Kalorama and Champlain Mural Transformation

by Prince Of Petworth February 26, 2012 at 10:02 pm 7 Comments

A reader writes:

“Not sure if this has been published already, but found this cool graffiti at the corner of Kalorama and Champlain St, NW.”

Link is to what the graffiti used to look like:

We admired this mural back in Oct. 2011 but it’s super cool to compare it to the before photo. You can also see some close ups of what it used to look like, here.

  • Annonny

    I pass this mural every time I go to the grocery store and just love it. It’s a great addition to the neighborhood, and captures what is so wonderful about living in Adams Morgan.

    There’s another really cool mural nearby, just south-east of Marie Reed. That one was painted by Big Al Carter (http://www.washingtonpost.com/wp-dyn/content/article/2009/01/10/AR2009011002068.html). It’s a real neighborhood treasure, too.

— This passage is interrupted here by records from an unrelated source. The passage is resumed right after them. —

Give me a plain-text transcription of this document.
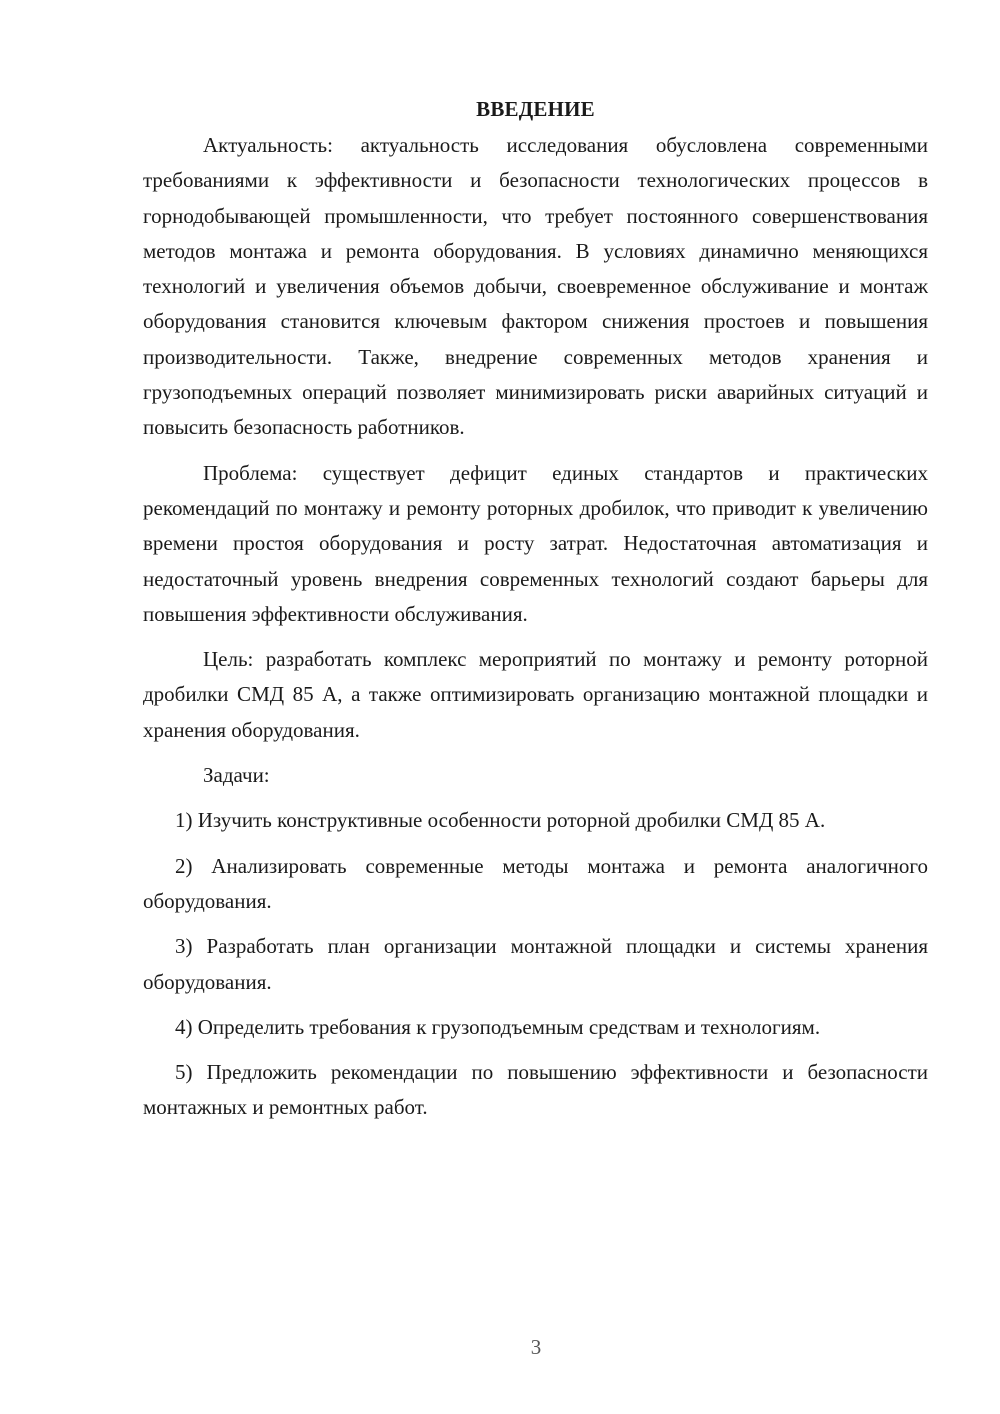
ВВЕДЕНИЕ

Актуальность: актуальность исследования обусловлена современными требованиями к эффективности и безопасности технологических процессов в горнодобывающей промышленности, что требует постоянного совершенствования методов монтажа и ремонта оборудования. В условиях динамично меняющихся технологий и увеличения объемов добычи, своевременное обслуживание и монтаж оборудования становится ключевым фактором снижения простоев и повышения производительности. Также, внедрение современных методов хранения и грузоподъемных операций позволяет минимизировать риски аварийных ситуаций и повысить безопасность работников.

Проблема: существует дефицит единых стандартов и практических рекомендаций по монтажу и ремонту роторных дробилок, что приводит к увеличению времени простоя оборудования и росту затрат. Недостаточная автоматизация и недостаточный уровень внедрения современных технологий создают барьеры для повышения эффективности обслуживания.

Цель: разработать комплекс мероприятий по монтажу и ремонту роторной дробилки СМД 85 А, а также оптимизировать организацию монтажной площадки и хранения оборудования.

Задачи:

1) Изучить конструктивные особенности роторной дробилки СМД 85 А.

2) Анализировать современные методы монтажа и ремонта аналогичного оборудования.

3) Разработать план организации монтажной площадки и системы хранения оборудования.

4) Определить требования к грузоподъемным средствам и технологиям.

5) Предложить рекомендации по повышению эффективности и безопасности монтажных и ремонтных работ.

3
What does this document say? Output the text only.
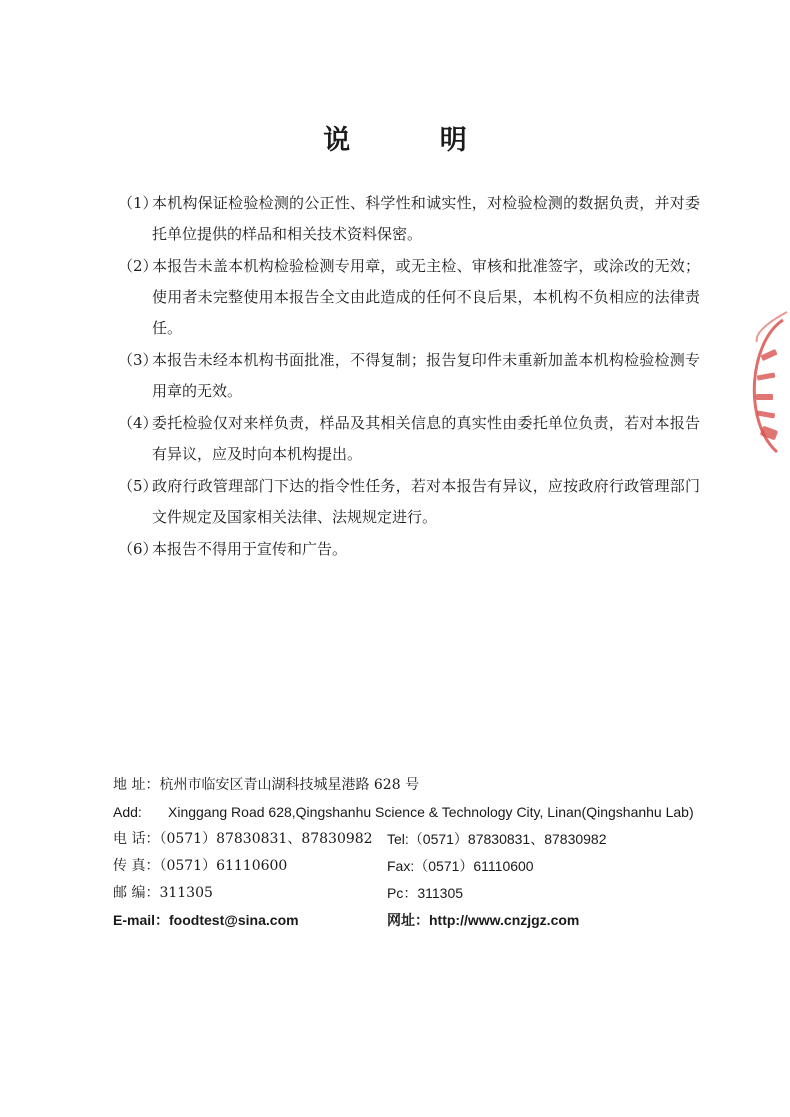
说 明
（1）
本机构保证检验检测的公正性、科学性和诚实性，对检验检测的数据负责，并对委托单位提供的样品和相关技术资料保密。
（2）
本报告未盖本机构检验检测专用章，或无主检、审核和批准签字，或涂改的无效；使用者未完整使用本报告全文由此造成的任何不良后果，本机构不负相应的法律责任。
（3）
本报告未经本机构书面批准，不得复制；报告复印件未重新加盖本机构检验检测专用章的无效。
（4）
委托检验仅对来样负责，样品及其相关信息的真实性由委托单位负责，若对本报告有异议，应及时向本机构提出。
（5）
政府行政管理部门下达的指令性任务，若对本报告有异议，应按政府行政管理部门文件规定及国家相关法律、法规规定进行。
（6）
本报告不得用于宣传和广告。
地 址：杭州市临安区青山湖科技城星港路 628 号
Add: Xinggang Road 628,Qingshanhu Science & Technology City, Linan(Qingshanhu Lab)
电 话：（0571）87830831、87830982 Tel:（0571）87830831、87830982
传 真：（0571）61110600	Fax:（0571）61110600
邮 编：311305	Pc：311305
E-mail：foodtest@sina.com	网址：http://www.cnzjgz.com
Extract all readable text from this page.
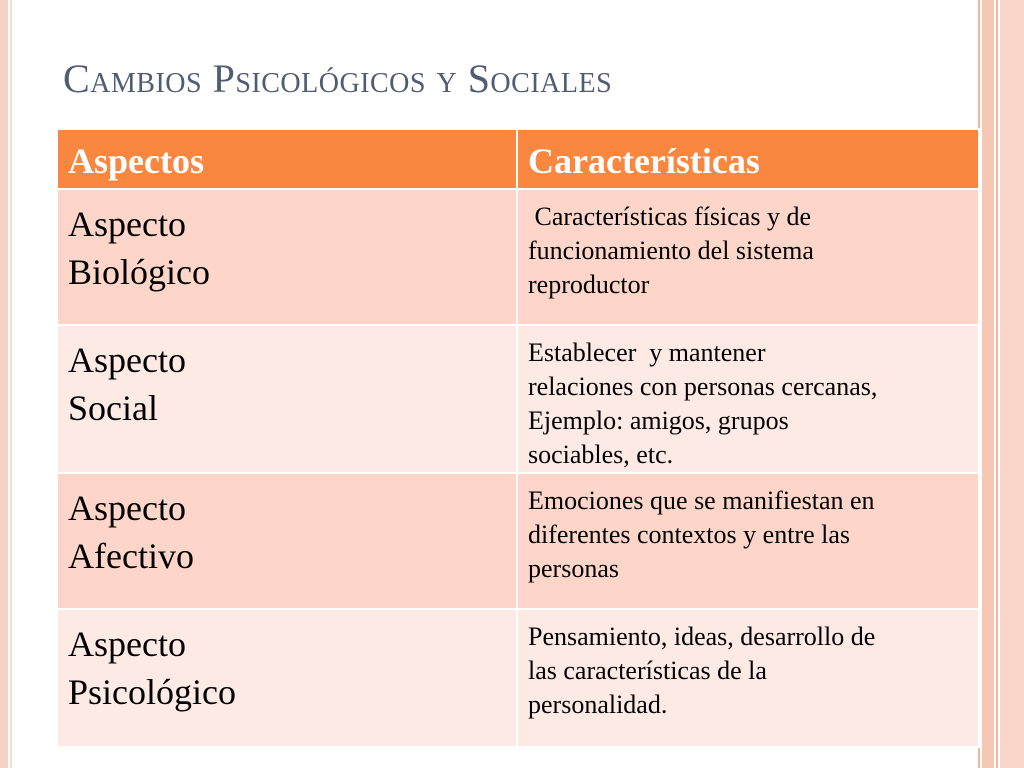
Cambios Psicológicos y Sociales
Aspectos	Características

Aspecto
Biológico	Características físicas y de
funcionamiento del sistema
reproductor

Aspecto
Social	Establecer  y mantener
relaciones con personas cercanas,
Ejemplo: amigos, grupos
sociables, etc.

Aspecto
Afectivo	Emociones que se manifiestan en
diferentes contextos y entre las
personas

Aspecto
Psicológico	Pensamiento, ideas, desarrollo de
las características de la
personalidad.
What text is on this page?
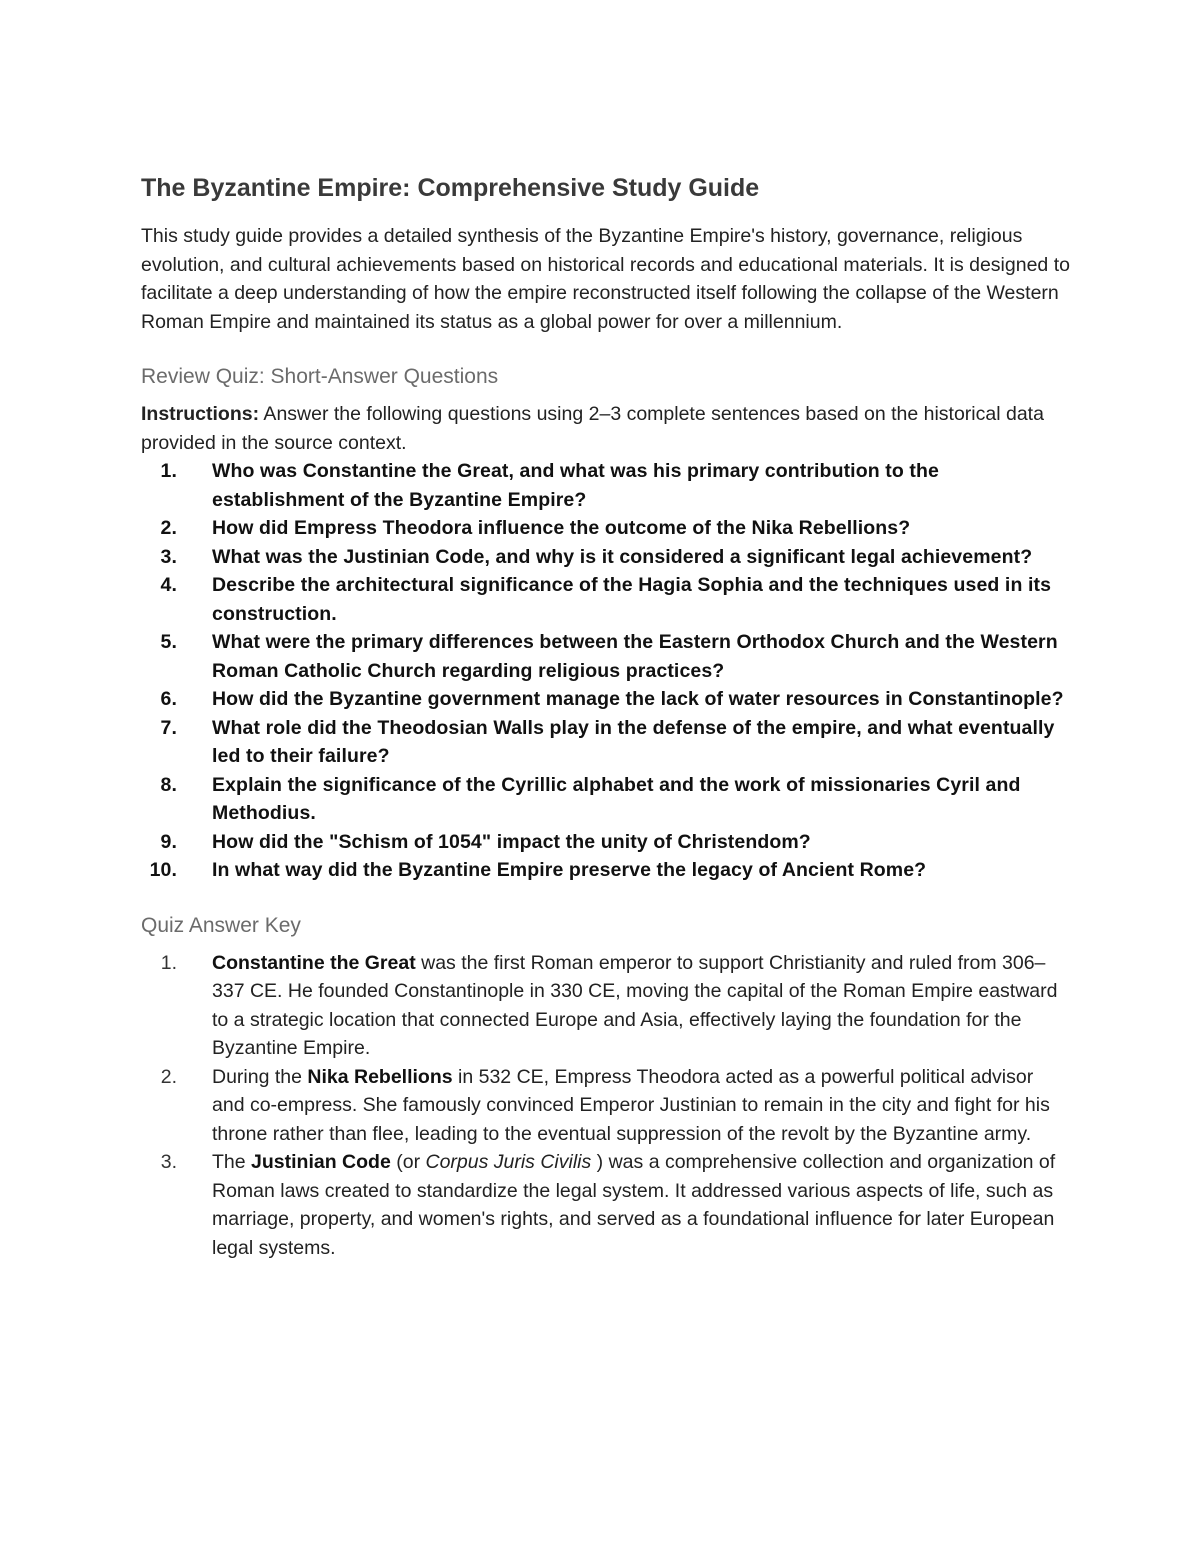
The Byzantine Empire: Comprehensive Study Guide

This study guide provides a detailed synthesis of the Byzantine Empire's history, governance, religious evolution, and cultural achievements based on historical records and educational materials. It is designed to facilitate a deep understanding of how the empire reconstructed itself following the collapse of the Western Roman Empire and maintained its status as a global power for over a millennium.

Review Quiz: Short-Answer Questions

Instructions: Answer the following questions using 2–3 complete sentences based on the historical data provided in the source context.

1. Who was Constantine the Great, and what was his primary contribution to the establishment of the Byzantine Empire?
2. How did Empress Theodora influence the outcome of the Nika Rebellions?
3. What was the Justinian Code, and why is it considered a significant legal achievement?
4. Describe the architectural significance of the Hagia Sophia and the techniques used in its construction.
5. What were the primary differences between the Eastern Orthodox Church and the Western Roman Catholic Church regarding religious practices?
6. How did the Byzantine government manage the lack of water resources in Constantinople?
7. What role did the Theodosian Walls play in the defense of the empire, and what eventually led to their failure?
8. Explain the significance of the Cyrillic alphabet and the work of missionaries Cyril and Methodius.
9. How did the "Schism of 1054" impact the unity of Christendom?
10. In what way did the Byzantine Empire preserve the legacy of Ancient Rome?
Quiz Answer Key
1. Constantine the Great was the first Roman emperor to support Christianity and ruled from 306–337 CE. He founded Constantinople in 330 CE, moving the capital of the Roman Empire eastward to a strategic location that connected Europe and Asia, effectively laying the foundation for the Byzantine Empire.
2. During the Nika Rebellions in 532 CE, Empress Theodora acted as a powerful political advisor and co-empress. She famously convinced Emperor Justinian to remain in the city and fight for his throne rather than flee, leading to the eventual suppression of the revolt by the Byzantine army.
3. The Justinian Code (or Corpus Juris Civilis ) was a comprehensive collection and organization of Roman laws created to standardize the legal system. It addressed various aspects of life, such as marriage, property, and women's rights, and served as a foundational influence for later European legal systems.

    I really quibble with the notion that this is graffiti, however. Clearly it’s something that took a lot of planning and coordination to develop, There were several artists painting it when it was going up. To me, this is public art, not graffiti.

    • I agree 100% that this mural is public art.

  • Anonymous

    AWESOME! finally, a great mural in this town.

  • Anonymous

    The “graffiti” in the first photo was a commissioned mural by the noted artist Aniekan Udofia while the new commissioned mural is by the graffiti artist Chel Love. Y’all need to pay attention before you cast stones.

    • Anonymous

      Oops I see that it was both referred to as graffiti and as a mural on this site so it’s a little confusing

  • Anonymous

    I love it. I think it does such a wonderful job of representing all the good things that Adams Morgan embodies.

  • Anonymous

    Love the new work.

    But I have a similar quibble to Annonny. I understand that “graffiti” most correctly denotes the style and format of the art, and the term does not necessarily imply vandalism. So at the outset I confess to probably being on the wrong side of semantics. I do think, however, that on most occasions “graffiti” is vandalism as an empirical matter, so it’s a bit of a tainted term to use with something like this. Because this issue comes up often enough on PoP, my main issue is that in this case, use of the term cheapens the effort, artistry, skill, creativity, and legality of this work (whereas on most PoP posts, I think use of the term “graffiti art” usually serves to validate criminal vandalism and minimize the culpability of the people who perpetrate it).